Tecnologia ainda é imatura para produção, diz fundador
Segundo Yang, a inteligência artificial generativa simplesmente não está no nível necessário para agregar valor real ao fluxo de trabalho do estúdio. Não se trata de uma rejeição ideológica, mas sim de uma avaliação pragmática: a tecnologia, no estado atual, entregaria mais problemas do que soluções.
E faz sentido. Black Myth: Wukong é celebrado justamente por sua direção de arte impecável — cada cenário, cada criatura, cada efeito visual parece ter sido esculpido à mão. Repetir essa façanha com Zhong Kui exigirá o mesmo nível de obsessão artística que consagrou o antecessor.
O debate sobre IA nos games não vai embora
A decisão da Game Science contrasta com o que temos visto em outros estúdios. Relatos de ativos gerados por IA em jogos já lançados são cada vez mais comuns — e, na maioria dos casos, são seguidos por patches emergenciais que substituem o conteúdo artificial por algo feito por humanos.
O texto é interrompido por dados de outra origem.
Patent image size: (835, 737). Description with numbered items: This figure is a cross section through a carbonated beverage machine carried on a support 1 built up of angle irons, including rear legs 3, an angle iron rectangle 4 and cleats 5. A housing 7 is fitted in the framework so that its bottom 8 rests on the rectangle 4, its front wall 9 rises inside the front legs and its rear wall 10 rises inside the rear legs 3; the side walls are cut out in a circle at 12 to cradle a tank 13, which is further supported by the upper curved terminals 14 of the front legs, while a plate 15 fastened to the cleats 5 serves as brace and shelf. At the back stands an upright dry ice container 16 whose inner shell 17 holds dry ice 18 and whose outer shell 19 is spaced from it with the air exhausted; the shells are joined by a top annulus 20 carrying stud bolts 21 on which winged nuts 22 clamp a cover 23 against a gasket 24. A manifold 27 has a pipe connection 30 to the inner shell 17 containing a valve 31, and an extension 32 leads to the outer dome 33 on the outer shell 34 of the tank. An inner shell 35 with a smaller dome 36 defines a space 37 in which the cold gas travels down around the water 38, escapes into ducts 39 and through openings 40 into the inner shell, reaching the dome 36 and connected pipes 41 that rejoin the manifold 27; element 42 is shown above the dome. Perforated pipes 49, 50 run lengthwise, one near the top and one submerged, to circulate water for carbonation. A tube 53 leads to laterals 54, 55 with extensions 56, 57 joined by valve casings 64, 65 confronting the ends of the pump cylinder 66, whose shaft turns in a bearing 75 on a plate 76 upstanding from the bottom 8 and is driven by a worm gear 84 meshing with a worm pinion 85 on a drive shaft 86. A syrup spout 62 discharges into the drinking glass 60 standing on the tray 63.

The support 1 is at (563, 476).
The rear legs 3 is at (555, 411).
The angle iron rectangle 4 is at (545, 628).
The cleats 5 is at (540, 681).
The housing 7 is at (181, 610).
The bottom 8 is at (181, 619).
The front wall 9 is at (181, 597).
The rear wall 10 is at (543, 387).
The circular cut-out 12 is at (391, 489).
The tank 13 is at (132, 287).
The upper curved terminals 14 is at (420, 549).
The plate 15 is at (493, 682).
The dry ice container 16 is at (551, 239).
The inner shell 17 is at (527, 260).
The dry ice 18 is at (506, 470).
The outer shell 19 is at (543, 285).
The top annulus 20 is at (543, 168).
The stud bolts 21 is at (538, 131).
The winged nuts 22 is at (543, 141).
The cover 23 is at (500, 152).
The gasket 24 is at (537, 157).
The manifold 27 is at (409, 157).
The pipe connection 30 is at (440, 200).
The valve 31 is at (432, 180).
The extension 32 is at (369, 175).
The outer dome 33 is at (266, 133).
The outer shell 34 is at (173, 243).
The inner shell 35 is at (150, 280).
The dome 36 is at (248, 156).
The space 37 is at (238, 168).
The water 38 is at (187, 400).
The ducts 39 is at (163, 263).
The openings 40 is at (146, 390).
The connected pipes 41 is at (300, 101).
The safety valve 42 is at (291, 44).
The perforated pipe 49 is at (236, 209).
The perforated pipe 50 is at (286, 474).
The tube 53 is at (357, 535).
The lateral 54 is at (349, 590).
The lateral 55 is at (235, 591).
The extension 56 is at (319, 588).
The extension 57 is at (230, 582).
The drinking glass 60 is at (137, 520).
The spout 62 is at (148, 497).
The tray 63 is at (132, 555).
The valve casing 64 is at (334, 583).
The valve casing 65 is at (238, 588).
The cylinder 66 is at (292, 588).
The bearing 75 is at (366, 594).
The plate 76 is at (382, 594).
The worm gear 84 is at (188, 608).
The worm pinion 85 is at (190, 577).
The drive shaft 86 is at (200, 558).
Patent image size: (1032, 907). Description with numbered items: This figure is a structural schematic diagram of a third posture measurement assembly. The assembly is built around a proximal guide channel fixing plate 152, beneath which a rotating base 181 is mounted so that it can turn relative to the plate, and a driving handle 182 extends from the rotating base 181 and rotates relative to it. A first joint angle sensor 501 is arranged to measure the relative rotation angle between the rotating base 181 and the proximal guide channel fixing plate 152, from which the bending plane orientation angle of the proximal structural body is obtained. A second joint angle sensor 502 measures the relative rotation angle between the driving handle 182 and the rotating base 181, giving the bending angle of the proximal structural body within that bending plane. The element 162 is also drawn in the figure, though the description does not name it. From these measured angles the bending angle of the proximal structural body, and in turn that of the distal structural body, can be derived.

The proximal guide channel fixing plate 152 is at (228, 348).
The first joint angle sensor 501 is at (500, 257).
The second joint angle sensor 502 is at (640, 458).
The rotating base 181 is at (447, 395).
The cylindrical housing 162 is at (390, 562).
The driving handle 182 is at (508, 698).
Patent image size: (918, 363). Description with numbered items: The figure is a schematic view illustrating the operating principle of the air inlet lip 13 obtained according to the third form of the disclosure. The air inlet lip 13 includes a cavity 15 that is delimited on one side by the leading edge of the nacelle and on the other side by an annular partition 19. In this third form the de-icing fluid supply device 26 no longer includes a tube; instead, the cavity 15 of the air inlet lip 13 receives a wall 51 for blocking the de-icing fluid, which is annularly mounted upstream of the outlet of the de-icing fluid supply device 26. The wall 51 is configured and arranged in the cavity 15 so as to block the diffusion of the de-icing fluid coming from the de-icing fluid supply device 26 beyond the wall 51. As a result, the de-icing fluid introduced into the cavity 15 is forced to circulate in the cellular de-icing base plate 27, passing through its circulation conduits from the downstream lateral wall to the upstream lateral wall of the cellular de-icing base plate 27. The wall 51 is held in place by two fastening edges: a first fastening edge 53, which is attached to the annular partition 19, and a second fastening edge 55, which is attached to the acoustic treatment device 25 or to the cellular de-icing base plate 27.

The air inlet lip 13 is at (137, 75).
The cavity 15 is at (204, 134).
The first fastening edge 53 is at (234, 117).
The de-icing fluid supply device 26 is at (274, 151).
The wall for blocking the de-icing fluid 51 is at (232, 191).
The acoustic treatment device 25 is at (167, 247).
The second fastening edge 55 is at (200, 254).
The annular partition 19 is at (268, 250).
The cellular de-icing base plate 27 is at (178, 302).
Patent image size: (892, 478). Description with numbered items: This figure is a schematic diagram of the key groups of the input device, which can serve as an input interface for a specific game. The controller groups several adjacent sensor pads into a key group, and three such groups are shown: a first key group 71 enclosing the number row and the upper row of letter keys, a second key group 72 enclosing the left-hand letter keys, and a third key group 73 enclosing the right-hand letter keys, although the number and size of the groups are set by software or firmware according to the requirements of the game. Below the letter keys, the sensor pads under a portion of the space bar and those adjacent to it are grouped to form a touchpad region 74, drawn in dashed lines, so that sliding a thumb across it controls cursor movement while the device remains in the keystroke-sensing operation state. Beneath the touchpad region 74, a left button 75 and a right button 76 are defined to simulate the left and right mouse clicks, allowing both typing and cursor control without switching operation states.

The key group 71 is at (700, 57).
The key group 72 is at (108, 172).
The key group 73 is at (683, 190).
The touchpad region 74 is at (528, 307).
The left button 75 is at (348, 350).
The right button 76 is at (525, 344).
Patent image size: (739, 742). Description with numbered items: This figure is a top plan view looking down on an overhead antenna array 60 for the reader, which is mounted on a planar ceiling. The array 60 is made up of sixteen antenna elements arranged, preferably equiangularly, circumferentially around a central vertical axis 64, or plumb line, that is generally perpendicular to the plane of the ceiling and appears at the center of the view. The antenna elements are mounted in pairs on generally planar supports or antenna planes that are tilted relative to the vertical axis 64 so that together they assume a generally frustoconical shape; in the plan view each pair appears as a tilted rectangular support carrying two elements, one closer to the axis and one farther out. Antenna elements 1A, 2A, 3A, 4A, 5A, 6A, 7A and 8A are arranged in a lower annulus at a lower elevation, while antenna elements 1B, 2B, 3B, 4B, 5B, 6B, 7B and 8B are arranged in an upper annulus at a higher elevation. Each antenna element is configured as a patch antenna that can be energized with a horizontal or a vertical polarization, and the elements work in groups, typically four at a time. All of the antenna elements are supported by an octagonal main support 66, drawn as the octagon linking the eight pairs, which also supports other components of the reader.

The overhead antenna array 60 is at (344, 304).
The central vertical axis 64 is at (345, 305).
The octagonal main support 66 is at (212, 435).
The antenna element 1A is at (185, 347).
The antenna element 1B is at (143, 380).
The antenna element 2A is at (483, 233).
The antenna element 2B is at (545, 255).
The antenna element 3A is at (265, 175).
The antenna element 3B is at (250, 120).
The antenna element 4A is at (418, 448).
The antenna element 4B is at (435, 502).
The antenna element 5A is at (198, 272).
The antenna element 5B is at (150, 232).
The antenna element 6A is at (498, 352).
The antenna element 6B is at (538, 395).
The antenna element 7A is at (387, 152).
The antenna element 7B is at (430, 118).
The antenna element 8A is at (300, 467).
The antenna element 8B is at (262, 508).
O argumento dos desenvolvedores costuma ser o mesmo: “passou despercebido”, “foi um erro pontual”. Mas a verdade é que a IA já está nos bastidores da indústria, quer gostemos ou não.
A diferença é que a Game Science, pelo menos por enquanto, prefere manter distância.
O preço da espera
Claro, há um lado menos glamouroso nessa escolha. Se o desenvolvimento de Wukong serviu de termômetro, Zhong Kui pode levar anos para chegar às lojas. O jogo foi anunciado no ano passado com um trailer cinematográfico e confirmado para consoles, mas as especulações já apontam para um lançamento na próxima geração — possivelmente PS6.
A pergunta que fica é: o público está disposto a esperar?
Por enquanto, a Game Science aposta na qualidade artística como seu maior trunfo. E, vendo o que entregaram com Wukong, é difícil argumentar contra.